09/10 - 11:42 - Renata Castro, do Último Segundo
RIO DE JANEIRO – Os cariocas vão demorar mais para ver as fotos sensuais de Marylin Monroe, estrela de Hollywood dos anos 50. O início da exposição “Marylin Monroe – o mito”, que aconteceria nesta terça-feira no Museu de Arte Moderna (MAM) do Rio, foi adiado, pois as peças ficaram retidas na alfândega do aeroporto de Guarulhos, em São Paulo. Segundo o curador da exposição, Geraldo Jordão Pereira, o fiscal afirmou que as fotos “não eram obra-de-arte”.
A exposição mostra fotos clicadas pelo renomado fotógrafo americano Bert Stern no tradicional hotel Bel Air de Los Angeles, em 1962, apenas seis semanas antes da morte da atriz. Nelas, Marilyn aparece coberta apenas com lenços de seda.
Com a retenção das peças na alfândega, a abertura da exposição teve de ser adiada. De acordo com Pereira, a curadoria entrará com um mandado de segurança na tarde de hoje, para pedir a liberação das obras e inaugurar a exposição na próxima quinta-feira, 11 de outubro.
O curador lamentou o fato: “é tão absurdo e fora de propósito, que não sei bem o que pensar sobre isso. As fotos já passaram por museus em Nova York e Paris, mas o fiscal declarou que ‘aquilo não era obra-de-arte’. Não posso entender essa posição intransigente”.

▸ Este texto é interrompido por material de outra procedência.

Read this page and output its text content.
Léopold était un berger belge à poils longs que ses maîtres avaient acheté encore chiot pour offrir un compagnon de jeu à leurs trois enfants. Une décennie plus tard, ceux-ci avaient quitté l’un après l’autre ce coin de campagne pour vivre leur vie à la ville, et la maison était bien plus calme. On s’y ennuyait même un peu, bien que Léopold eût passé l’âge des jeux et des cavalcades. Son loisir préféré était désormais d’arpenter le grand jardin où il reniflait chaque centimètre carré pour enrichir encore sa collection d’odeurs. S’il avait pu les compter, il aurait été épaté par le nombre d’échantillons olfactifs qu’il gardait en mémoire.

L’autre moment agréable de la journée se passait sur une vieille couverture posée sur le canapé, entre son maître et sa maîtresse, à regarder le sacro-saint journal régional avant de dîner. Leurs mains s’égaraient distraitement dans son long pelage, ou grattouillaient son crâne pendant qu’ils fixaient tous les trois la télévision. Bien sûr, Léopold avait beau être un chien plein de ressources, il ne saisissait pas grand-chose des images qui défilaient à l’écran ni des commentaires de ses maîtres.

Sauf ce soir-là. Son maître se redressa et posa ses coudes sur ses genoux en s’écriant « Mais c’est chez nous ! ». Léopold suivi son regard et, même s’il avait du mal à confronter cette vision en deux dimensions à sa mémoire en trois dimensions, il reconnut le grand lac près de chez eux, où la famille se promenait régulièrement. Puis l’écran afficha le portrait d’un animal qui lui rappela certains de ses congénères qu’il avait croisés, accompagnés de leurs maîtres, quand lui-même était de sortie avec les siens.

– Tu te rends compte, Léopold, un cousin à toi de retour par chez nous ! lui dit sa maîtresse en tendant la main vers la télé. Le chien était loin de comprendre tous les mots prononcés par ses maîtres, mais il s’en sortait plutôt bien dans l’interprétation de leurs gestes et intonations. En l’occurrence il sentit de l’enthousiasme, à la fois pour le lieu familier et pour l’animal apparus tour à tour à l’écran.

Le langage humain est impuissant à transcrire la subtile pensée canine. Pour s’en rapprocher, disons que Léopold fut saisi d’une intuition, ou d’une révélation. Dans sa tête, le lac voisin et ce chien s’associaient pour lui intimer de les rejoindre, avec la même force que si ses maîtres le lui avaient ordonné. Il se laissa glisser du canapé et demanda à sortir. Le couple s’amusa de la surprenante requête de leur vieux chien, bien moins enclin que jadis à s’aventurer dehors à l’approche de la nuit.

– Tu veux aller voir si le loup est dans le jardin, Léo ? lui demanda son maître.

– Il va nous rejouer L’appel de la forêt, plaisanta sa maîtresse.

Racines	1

Segundo Pereira, as fotos simbolizam o mito da atriz americana, que traduz o cinema de Hollywood. “Só pode ser uma questão pessoal. O material não é pornográfico de maneira nenhuma. São fotos classe, nem mesmo de conteúdo erótico. São imagens singelas, sensuais, que traduzem o hino, o símbolo que foi a Marilyn, afirmou”.
Parte da receita da mostra será revertida para o Instituto Rio, que administra o fundo Vera Pacheco Jordão, primeiro fundo comunitário do país, em mais de 60 projetos sociais.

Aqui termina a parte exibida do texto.